Assim, além de violar as regras de ajuste no valor aduaneiro autorizadas pelo GATT, ao exigir a inclusão dos gastos com capatazia na base de cálculo do imposto de importação, a RFB está incorrendo em inconstitucionalidade, pois deixa de observar elemento que compõe o alicerce da ordem constitucional tributária do direito brasileiro, qual seja, a repartição da competência.

Diante dessa discrepância entre a disciplina legal pátria e sua aplicação pelos agentes da RFB nos casos submetidos à sua apreciação, a questão já foi levada ao Poder Judiciário (TRF-4) que, conforme se depreende da ementa abaixo, reputou ilegal a prática de incluir na base de cálculo do Imposto de Importação os gastos incorridos após a chegada da mercadoria nos portos brasileiros:

“TRIBUTÁRIO. VALOR ADUANEIRO. DESPESAS INCORRIDAS APÓS A CHEGADA AO PORTO. INSRF 327/2007. ART. 8º DO ACORDO DE VALORAÇÃO ADUANEIRA. Decreto 4543/2002. A expressão “até o porto” contida no Regulamento Aduaneiro não inclui despesas ocorridas após a chegada do navio ao porto. A Instrução Normativa SRF 327/203, extrapolou o contido no art. 8º do Acordo de Valoração Aduaneira e 77 do Decreto nº 4543, de 2002.” (TRF 4ª Região, APELAÇÃO CÍVEL Nº 2008.72.08.000577-3/SC, DOU 04/06/2010).

Em desfavor do acórdão supramencionado foi interposto Recurso Especial ao STJ (REsp 1.239.625) que, desde 26/07/2012, encontra-se concluso ao Ministro Relator Benedito Gonçalves para apreciação (espera-se, por óbvio, que o Superior Tribunal mantenha o entendimento adotado pelo tribunal de origem).

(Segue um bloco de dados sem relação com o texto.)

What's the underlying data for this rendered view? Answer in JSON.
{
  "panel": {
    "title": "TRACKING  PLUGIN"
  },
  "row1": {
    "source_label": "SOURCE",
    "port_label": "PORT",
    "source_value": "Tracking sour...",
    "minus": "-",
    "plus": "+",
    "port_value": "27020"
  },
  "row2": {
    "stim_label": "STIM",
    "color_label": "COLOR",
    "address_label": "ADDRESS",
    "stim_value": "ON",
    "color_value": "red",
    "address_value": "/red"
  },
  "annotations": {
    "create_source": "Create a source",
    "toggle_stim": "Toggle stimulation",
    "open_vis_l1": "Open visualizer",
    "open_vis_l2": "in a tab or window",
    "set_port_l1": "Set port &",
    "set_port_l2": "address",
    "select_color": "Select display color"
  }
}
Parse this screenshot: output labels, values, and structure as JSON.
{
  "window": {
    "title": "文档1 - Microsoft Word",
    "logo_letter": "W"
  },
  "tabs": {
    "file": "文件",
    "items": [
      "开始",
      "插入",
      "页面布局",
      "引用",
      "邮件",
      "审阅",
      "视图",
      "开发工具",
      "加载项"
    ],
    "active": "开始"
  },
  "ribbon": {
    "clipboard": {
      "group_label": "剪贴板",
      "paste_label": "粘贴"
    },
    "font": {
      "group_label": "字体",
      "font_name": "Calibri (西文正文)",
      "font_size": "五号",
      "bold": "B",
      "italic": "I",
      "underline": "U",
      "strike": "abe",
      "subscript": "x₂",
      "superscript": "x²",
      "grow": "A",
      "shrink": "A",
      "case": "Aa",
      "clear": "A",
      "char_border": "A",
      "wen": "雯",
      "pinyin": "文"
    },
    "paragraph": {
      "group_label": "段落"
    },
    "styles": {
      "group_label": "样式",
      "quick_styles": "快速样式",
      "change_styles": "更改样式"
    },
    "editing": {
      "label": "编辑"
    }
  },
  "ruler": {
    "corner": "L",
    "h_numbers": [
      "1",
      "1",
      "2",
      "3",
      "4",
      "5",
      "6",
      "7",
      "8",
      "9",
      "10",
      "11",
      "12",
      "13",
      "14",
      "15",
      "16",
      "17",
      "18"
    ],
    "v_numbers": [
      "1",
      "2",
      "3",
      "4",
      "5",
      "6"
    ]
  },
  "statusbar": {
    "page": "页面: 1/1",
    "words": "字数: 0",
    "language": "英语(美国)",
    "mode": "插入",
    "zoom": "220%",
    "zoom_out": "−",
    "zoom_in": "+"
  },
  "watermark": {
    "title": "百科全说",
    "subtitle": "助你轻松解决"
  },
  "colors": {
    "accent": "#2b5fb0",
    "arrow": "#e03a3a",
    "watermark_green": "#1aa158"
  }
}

Portanto, a conclusão inarredável sobre a matéria é de que se configura latente a ilegalidade perpetrada pela Receita Federal ao exigir a inclusão de despesas incorridas após a atracação da embarcação em portos brasileiros como os serviços de recebimento, conferência, abertura de volumes, manipulação, arrumação, carregamento e descarga de embarcações, na base de cálculo do Imposto de Importação.

Por último, no que tange ao procedimento adotado pela Receita Federal, de condicionar o desembaraço aduaneiro da mercadoria à inclusão do valor pago a título de capatazia na base de cálculo do Imposto de Importação, há de se destacar que o Supremo Tribunal Federal, através da Súmula 323[7], já reconheceu que a cobrança de tributo por via oblíqua pela Fiscalização configura verdadeira sanção política e é inadmissível no Estado Democrático de Direito.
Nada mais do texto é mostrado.